COPO Camaro, Chevelle & Nova
Chevrolet’s Ultimate Muscle Cars, includes Corvair & Vega
COPO is the acronym by which the business function at Chevrolet of receiving orders from its dealers for new production vehicles that were outside Regular Production Orders (RPOs) due to “specification requirements differing from those normally furnished for basic production vehicles” was known: Central Office Production Orders.
Tom Hoxie, with whom your commentator was acquainted during the years he headed Western Area Chevrolet public relations, had worked in the Central Office in the 1960s and well into the ‘70s. In his book American Muscle published in 1990 author Randy Leffingwell quoted Hoxie as he explained that COPO “was set up for fleet sales. A buyer would come to us wanting fifty or 100 vehicles with some sort of special equipment. We had a committee that would spec out the vehicle, set a price and bid it back to the buyer. Vince Piggins, Chevrolet’s racing liaison, was an astute fellow and he figured since there was a whole system in place he could make this work to benefit the company.”
Those origins of COPO muscle were cemented when an enterprising Chevy dealer came up with a special order, convinced eleven more of his fellow dealers to join the “network” ordering/stocking and selling the 100 special-order Corsa Corvairs as required by the SCCA to permit them to run competitively in stock classes. That dealer was none other than Don Yenko.
As author Matt Avery continues his profile of various COPO Chevys, other names instantly recognizable to those familiar with this aspect of automotive history join the story and become part of the narrative—Nickey, Baldwin-Motion, drag race champ Dick Harrell known as Mr. Chevrolet, Chevy dealer Fred Gibb, and others.
Avery does a very credible job presenting the quick cars he’s chosen to profile with clear writing and good detail on each. He’s also alluded to, and included, some of the intrigue that was going on behind the scenes. As an example, the highly respected and able Vince Piggins was an engineer attached to Chevrolet. Yet the named company he worked for, Southern Engineering and Development Corporation Operation known as SEDCO, indicated no GM, much less Chevy, association. But if you wrote to him his address was the GM Tech Center in Warren, Michigan!
The usefulness of the book as a reference is further enhanced by the two appendices. One lists—in order, and including each car’s VIN—all sixty-nine of the 1969 ZL1 Camaros, and detailing the factory COPO options of each. The second appendix does similarly for the fifty 1968 Gibb Novas also including each car’s VIN.

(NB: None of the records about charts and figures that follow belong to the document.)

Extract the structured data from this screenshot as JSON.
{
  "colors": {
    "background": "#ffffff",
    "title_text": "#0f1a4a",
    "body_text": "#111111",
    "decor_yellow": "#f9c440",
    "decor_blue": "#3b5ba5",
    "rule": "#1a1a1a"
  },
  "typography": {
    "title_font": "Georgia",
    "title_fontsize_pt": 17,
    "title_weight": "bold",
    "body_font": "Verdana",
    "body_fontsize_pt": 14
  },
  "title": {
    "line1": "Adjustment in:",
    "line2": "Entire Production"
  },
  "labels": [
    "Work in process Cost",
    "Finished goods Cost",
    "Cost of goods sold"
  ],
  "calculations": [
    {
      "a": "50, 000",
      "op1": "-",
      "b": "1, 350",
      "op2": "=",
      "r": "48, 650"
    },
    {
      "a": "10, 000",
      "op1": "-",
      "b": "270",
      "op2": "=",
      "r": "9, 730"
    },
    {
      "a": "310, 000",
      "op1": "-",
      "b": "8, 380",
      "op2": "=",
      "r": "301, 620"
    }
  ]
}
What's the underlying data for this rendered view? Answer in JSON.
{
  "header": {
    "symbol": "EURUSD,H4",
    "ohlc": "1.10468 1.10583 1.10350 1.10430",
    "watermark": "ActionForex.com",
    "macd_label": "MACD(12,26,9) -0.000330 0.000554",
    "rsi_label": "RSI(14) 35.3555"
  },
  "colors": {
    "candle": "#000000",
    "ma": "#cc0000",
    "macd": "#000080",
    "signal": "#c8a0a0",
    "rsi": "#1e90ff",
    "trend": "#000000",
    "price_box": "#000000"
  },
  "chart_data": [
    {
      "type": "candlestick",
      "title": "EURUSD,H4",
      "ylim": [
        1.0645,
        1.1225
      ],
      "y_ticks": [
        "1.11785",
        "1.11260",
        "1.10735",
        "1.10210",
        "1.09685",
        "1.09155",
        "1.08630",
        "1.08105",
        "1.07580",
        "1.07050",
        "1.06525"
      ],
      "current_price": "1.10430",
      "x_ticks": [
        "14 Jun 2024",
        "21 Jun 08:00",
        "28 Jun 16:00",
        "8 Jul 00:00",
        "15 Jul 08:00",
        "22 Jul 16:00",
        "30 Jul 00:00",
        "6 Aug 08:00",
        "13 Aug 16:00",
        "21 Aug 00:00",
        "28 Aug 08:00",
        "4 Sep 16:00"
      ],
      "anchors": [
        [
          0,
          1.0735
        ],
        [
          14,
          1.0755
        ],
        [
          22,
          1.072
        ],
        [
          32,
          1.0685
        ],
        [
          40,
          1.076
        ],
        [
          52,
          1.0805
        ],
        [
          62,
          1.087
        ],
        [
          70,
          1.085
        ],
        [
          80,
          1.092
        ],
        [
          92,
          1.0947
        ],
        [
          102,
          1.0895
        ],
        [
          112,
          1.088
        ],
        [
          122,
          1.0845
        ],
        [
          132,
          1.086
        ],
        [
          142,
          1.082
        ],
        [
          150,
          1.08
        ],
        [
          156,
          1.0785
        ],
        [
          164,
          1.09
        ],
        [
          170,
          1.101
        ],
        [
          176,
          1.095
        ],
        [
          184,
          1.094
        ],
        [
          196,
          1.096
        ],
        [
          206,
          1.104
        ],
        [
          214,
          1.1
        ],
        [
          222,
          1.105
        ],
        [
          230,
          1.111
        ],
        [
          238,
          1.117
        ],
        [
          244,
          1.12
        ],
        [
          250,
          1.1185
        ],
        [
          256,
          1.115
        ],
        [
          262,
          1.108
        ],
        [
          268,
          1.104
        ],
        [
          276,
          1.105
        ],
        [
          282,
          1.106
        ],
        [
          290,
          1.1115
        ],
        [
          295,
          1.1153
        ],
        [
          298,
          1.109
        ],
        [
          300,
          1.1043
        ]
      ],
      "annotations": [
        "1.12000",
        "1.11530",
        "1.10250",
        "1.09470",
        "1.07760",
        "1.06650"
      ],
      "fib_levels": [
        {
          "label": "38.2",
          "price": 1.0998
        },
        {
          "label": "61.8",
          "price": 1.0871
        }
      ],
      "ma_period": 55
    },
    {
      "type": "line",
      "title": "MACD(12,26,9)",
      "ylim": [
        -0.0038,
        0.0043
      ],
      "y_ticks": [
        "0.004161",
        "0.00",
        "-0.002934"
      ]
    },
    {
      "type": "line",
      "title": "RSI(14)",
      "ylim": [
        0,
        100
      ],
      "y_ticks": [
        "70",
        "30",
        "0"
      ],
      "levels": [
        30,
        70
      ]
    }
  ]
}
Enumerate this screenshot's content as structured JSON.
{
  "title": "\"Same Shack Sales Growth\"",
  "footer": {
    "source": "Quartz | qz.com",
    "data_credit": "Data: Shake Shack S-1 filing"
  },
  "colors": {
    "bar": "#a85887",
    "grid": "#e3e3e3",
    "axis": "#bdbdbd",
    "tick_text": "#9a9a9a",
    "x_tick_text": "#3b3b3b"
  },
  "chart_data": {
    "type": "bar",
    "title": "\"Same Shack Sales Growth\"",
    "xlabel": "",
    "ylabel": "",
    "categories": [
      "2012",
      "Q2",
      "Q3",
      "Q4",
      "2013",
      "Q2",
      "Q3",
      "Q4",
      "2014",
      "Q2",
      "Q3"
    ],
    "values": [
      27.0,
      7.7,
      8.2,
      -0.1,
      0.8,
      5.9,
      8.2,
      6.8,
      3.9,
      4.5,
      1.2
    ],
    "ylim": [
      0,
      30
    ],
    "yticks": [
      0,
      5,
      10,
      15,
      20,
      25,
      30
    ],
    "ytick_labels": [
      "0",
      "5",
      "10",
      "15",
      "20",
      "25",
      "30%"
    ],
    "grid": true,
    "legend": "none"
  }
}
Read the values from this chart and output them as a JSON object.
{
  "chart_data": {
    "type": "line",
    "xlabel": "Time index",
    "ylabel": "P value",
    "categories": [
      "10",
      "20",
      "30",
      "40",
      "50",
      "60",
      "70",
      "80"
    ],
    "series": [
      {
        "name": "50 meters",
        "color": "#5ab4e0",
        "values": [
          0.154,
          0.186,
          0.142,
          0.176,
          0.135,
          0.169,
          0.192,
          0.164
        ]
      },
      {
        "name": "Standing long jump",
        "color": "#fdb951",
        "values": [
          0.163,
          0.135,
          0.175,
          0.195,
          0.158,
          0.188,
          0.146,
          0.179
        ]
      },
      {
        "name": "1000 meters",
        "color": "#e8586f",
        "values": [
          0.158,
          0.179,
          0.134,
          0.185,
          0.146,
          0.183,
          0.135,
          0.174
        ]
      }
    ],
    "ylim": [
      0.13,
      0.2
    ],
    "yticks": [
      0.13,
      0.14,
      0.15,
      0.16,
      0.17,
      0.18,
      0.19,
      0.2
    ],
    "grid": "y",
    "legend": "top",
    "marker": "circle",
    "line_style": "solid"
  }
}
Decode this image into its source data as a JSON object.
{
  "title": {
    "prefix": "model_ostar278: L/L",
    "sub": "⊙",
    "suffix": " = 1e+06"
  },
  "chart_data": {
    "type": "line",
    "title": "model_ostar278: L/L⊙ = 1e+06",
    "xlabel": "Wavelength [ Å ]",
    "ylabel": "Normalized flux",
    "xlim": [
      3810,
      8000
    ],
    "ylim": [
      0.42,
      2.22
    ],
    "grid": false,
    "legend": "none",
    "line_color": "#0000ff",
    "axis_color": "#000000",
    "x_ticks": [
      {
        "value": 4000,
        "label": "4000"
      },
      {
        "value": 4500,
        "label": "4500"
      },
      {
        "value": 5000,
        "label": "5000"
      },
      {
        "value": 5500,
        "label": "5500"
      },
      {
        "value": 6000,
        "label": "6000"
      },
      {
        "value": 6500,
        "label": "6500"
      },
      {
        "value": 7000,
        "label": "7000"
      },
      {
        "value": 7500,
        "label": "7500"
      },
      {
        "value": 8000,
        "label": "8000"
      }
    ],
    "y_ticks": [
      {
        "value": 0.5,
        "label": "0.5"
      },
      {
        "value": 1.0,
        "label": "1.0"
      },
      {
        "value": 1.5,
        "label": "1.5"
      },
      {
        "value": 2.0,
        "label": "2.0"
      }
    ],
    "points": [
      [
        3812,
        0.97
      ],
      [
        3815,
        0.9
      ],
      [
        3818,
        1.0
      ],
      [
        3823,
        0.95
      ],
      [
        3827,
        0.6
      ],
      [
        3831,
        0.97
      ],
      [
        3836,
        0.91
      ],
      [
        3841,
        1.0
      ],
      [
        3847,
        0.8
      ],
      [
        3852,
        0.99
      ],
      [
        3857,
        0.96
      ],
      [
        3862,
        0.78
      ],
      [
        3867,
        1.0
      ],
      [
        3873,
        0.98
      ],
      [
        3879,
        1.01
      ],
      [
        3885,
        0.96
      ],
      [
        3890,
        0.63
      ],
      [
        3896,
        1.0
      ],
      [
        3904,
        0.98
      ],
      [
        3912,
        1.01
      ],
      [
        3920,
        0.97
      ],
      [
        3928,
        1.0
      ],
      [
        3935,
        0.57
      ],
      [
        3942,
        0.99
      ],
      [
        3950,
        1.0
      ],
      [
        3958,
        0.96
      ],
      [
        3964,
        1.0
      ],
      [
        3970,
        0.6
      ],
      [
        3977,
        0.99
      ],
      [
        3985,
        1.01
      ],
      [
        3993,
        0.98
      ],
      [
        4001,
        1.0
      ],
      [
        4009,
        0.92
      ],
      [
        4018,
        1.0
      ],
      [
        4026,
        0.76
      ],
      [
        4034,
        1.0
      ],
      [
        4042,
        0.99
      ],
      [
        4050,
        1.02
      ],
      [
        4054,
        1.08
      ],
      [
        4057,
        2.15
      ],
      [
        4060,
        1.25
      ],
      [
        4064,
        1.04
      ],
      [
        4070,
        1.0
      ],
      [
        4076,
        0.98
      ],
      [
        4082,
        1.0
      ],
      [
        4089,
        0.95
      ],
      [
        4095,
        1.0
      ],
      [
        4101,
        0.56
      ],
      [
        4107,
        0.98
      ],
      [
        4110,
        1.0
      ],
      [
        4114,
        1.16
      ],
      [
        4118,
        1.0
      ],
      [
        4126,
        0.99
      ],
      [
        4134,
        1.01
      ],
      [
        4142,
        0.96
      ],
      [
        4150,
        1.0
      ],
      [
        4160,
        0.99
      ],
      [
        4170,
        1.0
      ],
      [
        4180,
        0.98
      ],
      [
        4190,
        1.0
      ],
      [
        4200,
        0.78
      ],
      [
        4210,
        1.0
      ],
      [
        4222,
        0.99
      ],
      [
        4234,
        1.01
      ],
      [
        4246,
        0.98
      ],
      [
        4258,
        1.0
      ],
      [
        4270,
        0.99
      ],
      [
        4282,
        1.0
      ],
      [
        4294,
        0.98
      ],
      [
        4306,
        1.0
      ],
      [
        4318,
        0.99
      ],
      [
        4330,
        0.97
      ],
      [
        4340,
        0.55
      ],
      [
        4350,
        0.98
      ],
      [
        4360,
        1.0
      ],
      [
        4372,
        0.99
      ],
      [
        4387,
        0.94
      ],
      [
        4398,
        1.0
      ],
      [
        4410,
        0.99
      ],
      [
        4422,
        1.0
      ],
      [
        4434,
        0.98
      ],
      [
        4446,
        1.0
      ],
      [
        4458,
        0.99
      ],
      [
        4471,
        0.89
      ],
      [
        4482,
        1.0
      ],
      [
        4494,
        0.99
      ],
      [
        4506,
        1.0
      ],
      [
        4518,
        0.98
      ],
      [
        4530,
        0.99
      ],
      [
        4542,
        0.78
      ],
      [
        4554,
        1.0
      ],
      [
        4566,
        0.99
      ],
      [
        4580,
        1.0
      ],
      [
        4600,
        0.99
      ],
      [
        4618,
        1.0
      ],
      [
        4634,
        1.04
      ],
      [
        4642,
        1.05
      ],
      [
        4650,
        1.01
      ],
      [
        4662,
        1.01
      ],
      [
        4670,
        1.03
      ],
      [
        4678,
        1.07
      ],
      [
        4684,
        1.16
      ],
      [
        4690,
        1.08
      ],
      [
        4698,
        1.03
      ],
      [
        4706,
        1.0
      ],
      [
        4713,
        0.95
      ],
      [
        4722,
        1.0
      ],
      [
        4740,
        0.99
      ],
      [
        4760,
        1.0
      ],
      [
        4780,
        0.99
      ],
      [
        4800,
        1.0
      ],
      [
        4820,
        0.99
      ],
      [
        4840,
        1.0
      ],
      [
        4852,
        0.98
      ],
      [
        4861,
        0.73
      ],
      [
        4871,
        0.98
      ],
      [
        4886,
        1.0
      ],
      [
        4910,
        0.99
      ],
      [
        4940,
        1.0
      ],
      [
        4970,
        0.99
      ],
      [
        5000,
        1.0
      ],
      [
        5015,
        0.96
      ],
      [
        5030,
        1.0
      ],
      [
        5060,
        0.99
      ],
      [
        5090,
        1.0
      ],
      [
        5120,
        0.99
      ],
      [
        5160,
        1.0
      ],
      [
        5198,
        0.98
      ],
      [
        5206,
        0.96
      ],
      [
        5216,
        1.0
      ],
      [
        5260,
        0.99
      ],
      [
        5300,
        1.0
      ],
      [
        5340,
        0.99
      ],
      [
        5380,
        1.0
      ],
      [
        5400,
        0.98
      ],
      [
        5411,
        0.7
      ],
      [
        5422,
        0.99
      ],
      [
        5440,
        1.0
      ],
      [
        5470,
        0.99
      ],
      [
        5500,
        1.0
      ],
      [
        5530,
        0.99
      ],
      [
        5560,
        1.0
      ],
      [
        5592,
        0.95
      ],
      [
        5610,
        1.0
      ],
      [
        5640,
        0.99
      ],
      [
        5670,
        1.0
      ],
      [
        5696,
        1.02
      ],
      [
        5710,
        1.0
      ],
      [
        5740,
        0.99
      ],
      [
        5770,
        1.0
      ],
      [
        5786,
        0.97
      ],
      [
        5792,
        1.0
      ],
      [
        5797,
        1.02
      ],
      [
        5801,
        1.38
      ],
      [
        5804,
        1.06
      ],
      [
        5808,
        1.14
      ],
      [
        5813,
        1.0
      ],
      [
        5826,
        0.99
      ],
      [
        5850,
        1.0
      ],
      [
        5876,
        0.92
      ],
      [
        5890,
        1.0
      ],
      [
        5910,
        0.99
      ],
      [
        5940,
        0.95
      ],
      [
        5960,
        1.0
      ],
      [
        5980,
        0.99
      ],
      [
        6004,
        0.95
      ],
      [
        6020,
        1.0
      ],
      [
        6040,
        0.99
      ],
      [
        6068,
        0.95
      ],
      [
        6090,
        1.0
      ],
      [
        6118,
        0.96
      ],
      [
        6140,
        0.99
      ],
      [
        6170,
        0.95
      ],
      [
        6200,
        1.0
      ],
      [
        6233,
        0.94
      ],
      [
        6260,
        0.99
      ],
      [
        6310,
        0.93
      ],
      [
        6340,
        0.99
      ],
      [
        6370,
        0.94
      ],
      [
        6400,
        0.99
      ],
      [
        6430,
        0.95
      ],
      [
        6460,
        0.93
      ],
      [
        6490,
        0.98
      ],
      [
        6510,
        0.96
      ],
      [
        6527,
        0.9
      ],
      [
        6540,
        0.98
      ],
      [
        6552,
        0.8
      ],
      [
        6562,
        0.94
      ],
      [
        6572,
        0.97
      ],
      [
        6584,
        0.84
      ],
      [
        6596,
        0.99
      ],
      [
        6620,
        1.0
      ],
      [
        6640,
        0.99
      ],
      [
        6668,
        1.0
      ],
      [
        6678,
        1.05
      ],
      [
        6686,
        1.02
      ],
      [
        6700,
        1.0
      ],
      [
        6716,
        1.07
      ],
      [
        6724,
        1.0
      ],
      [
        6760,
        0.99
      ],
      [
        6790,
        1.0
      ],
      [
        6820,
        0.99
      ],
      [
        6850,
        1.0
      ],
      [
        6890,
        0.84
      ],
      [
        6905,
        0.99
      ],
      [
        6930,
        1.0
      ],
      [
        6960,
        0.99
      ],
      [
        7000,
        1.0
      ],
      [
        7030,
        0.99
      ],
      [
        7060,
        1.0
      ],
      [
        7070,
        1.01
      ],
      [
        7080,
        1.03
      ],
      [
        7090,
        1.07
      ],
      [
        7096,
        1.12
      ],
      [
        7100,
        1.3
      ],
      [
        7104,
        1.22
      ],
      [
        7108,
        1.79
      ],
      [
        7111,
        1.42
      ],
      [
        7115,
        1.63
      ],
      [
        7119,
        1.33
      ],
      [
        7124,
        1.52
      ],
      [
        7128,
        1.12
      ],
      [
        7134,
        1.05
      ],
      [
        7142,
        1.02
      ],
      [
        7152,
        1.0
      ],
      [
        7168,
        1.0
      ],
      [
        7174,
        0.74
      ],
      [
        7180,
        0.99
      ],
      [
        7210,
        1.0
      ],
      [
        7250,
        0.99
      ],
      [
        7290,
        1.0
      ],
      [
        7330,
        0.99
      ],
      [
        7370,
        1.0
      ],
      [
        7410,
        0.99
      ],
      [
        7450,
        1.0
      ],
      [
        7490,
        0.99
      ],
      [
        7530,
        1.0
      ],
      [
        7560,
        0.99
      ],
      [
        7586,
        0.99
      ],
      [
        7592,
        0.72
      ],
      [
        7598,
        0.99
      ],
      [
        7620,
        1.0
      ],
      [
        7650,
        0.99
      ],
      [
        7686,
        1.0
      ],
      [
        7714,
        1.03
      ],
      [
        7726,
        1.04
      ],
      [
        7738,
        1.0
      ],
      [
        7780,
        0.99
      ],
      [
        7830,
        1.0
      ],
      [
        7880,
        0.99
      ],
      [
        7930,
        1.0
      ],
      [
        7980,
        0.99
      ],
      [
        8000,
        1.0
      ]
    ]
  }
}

Ordering cars through or via COPO ended as the 1970s began. The engineering side of the story was told by engineer/author Paul Van Valkenburgh in his Chevrolet—Racing? Fourteen Years of Raucous Silence! 1957–1970 that was published in 1972 by Haessner and Associates and re-released as a second edition by the SAE in 2000.
But the mystic of COPOs never really faded. Thus, commencing in 2011, and every year since including the current 2019 models, Chevrolet has purposely built just sixty-nine Camaros each model year that proudly wear badging indicating they are COPOs. All are specially equipped and intended to be eyebrow-raising “go fast” machines for sportsman drag racers. It’s Chevrolet’s way of paying tribute to Vince Piggins, Don Yenko, and Fred Gibb who did so much to keep Bowtie-awareness front and center all those years ago.
Now, with this book, Matt Avery has made his contribution to expanding details of the COPO story to include specific extant vehicles in words and pictures for readers of this nearly third decade of the 21st century.